Background/Objectives: Polyethylene (PE) passive samplers are increasingly used to estimate the dissolved concentration of hydrophobic organic contaminants (HOCs) in sediment pore water. Because HOCs in pore water rarely reach equilibrium with passive samplers during typical deployments spanning weeks or months, estimating equilibrium pore water concentrations requires interpreting non-equilibrium data.
Most commonly, the release of one or more performance reference compounds (PRCs) is measured after deployment of the samplers and the measured PRC release rate is used to parameterize a mass transport model that is used to infer sampling kinetics. Two classes of mass transport models are typically applied: exponential (i.e., first-order) or diffusion-based. Exponential models are simple and can be deployed in Microsoft Excel or similar. Diffusion-based models are more mechanistic in nature. However, they require advanced software and are difficult to communicate with stakeholders that are not passive sampling experts. The objective of this work was to evaluate the two models in a cross-site field study, one of the largest ever conducted on passive samplers, with respect to performance, accuracy, and efficiency.
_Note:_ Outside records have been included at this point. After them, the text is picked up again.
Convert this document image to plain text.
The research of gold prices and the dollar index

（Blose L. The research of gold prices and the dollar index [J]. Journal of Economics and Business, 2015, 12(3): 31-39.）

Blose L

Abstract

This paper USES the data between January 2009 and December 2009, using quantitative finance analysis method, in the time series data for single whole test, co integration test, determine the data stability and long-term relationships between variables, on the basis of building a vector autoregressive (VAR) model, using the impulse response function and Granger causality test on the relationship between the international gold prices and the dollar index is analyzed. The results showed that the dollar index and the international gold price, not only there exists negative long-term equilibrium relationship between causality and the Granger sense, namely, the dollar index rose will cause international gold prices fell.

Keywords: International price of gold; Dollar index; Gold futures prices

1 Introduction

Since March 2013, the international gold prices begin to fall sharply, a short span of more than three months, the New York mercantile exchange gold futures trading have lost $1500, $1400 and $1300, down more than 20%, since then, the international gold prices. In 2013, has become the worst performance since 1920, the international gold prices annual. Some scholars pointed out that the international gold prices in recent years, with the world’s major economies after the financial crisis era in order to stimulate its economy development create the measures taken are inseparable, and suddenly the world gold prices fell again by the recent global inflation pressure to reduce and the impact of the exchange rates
Approach/Activities: PE passive samplers preloaded with 11 rare PCB congener PRCs were obtained from a commercial producer (SiREM, Guelph, ON, Canada) and deployed at a number of field sites (three completed, three to six additional expected before January 2017) impacted with PCBs and/or PAHs. The geographic location, sediment chemistry, and hydrodynamic conditions varied widely between sites. Samplers were embedded within the bioactive layer of sediment for 2-4 weeks. PRC depletion and PCB/PAH uptake results were input into an automated data processing and mass transport modeling script written in Python. Estimated equilibrium PE and pore water concentrations were calculated by both models and compared.
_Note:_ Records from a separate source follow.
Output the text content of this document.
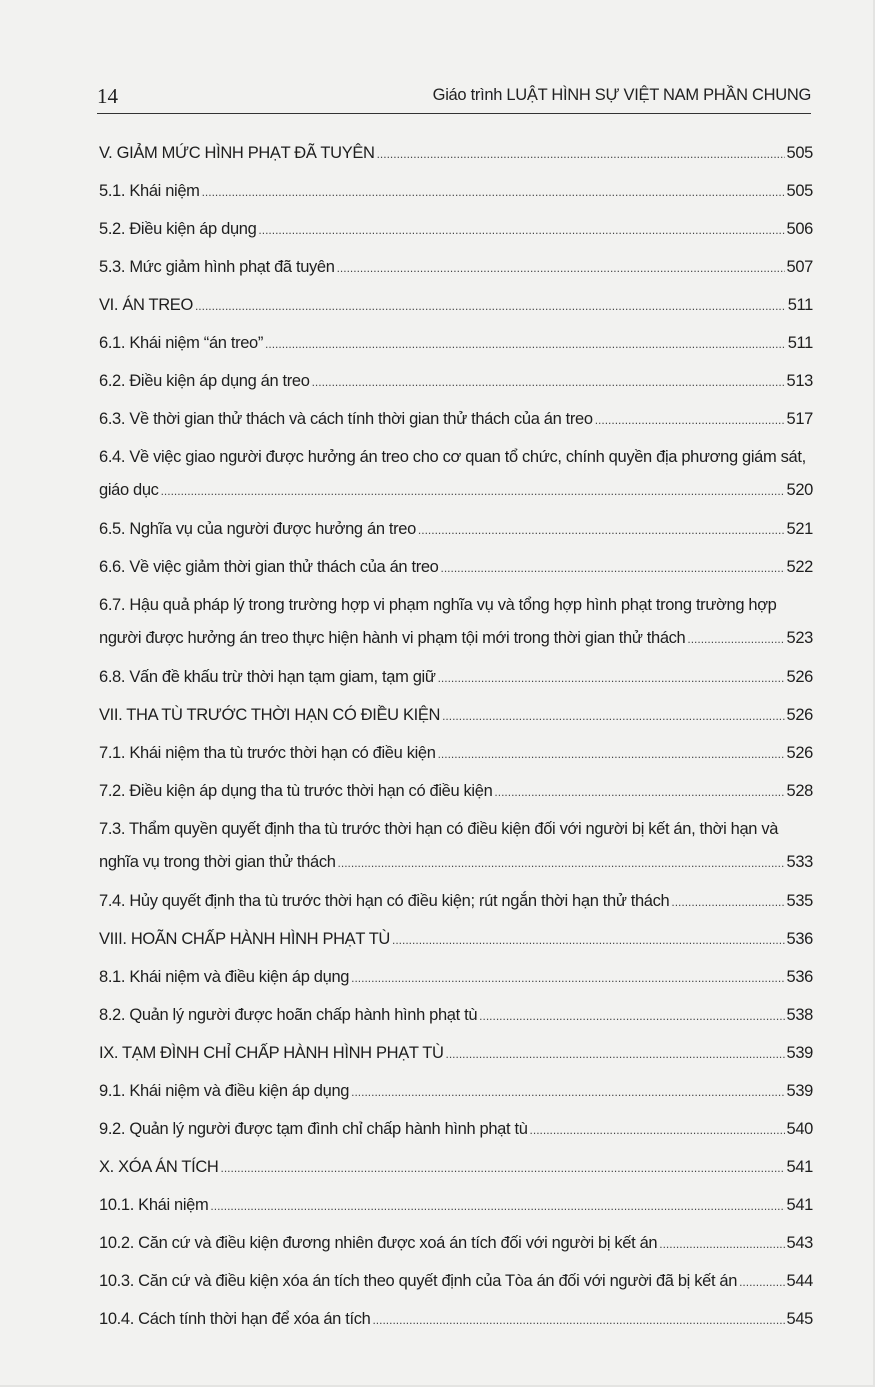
14	Giáo trình LUẬT HÌNH SỰ VIỆT NAM PHẦN CHUNG
V. GIẢM MỨC HÌNH PHẠT ĐÃ TUYÊN .....	505
5.1. Khái niệm .....	505
5.2. Điều kiện áp dụng .....	506
5.3. Mức giảm hình phạt đã tuyên .....	507
VI. ÁN TREO .....	511
6.1. Khái niệm “án treo” .....	511
6.2. Điều kiện áp dụng án treo .....	513
6.3. Về thời gian thử thách và cách tính thời gian thử thách của án treo .....	517
6.4. Về việc giao người được hưởng án treo cho cơ quan tổ chức, chính quyền địa phương giám sát,
giáo dục .....	520
6.5. Nghĩa vụ của người được hưởng án treo .....	521
6.6. Về việc giảm thời gian thử thách của án treo .....	522
6.7. Hậu quả pháp lý trong trường hợp vi phạm nghĩa vụ và tổng hợp hình phạt trong trường hợp
người được hưởng án treo thực hiện hành vi phạm tội mới trong thời gian thử thách .....	523
6.8. Vấn đề khấu trừ thời hạn tạm giam, tạm giữ .....	526
VII. THA TÙ TRƯỚC THỜI HẠN CÓ ĐIỀU KIỆN .....	526
7.1. Khái niệm tha tù trước thời hạn có điều kiện .....	526
7.2. Điều kiện áp dụng tha tù trước thời hạn có điều kiện .....	528
7.3. Thẩm quyền quyết định tha tù trước thời hạn có điều kiện đối với người bị kết án, thời hạn và
nghĩa vụ trong thời gian thử thách .....	533
7.4. Hủy quyết định tha tù trước thời hạn có điều kiện; rút ngắn thời hạn thử thách .....	535
VIII. HOÃN CHẤP HÀNH HÌNH PHẠT TÙ .....	536
8.1. Khái niệm và điều kiện áp dụng .....	536
8.2. Quản lý người được hoãn chấp hành hình phạt tù .....	538
IX. TẠM ĐÌNH CHỈ CHẤP HÀNH HÌNH PHẠT TÙ .....	539
9.1. Khái niệm và điều kiện áp dụng .....	539
9.2. Quản lý người được tạm đình chỉ chấp hành hình phạt tù .....	540
X. XÓA ÁN TÍCH .....	541
10.1. Khái niệm .....	541
10.2. Căn cứ và điều kiện đương nhiên được xoá án tích đối với người bị kết án .....	543
10.3. Căn cứ và điều kiện xóa án tích theo quyết định của Tòa án đối với người đã bị kết án .....	544
10.4. Cách tính thời hạn để xóa án tích .....	545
Results/Lessons Learned: The two models calculated practically identical estimates with respect to total PCB/PAH pore water concentration. The diffusion model resulted in total PCB/PAH equilibrium pore water concentration estimates that were a statistically insignificant (paired t-test, p<0.05) 3% greater than the exponential model. However, the two models did not estimate the same results on a compound-by-compound basis. In general, the diffusion model predicted faster mass transport of the more hydrophobic HOCs (e.g., nona-PCBs) than the exponential model. Conversely, the diffusion model predicts 5-10% slower mass transport for less hydrophobic PCBs (e.g., tri-PCBs) than the exponential model. The latter effect dominates the former with respect to total PCB/PAH concentrations, as the very hydrophobic compounds do not significantly contribute to the overall pore water concentration. This prediction of slower mass transport results in, perhaps counterintuitively, higher predictions of equilibrium concentrations, as larger correction factors are applied to the non-equilibrium field data.
The data show that the two models will yield functionally identical pore water estimates under real-world conditions. Therefore, properties such as simplicity (of both operation and communication), cost, and time become deciding factors. The results of this study suggest that, for most practitioners, the simpler exponential model is more suitable.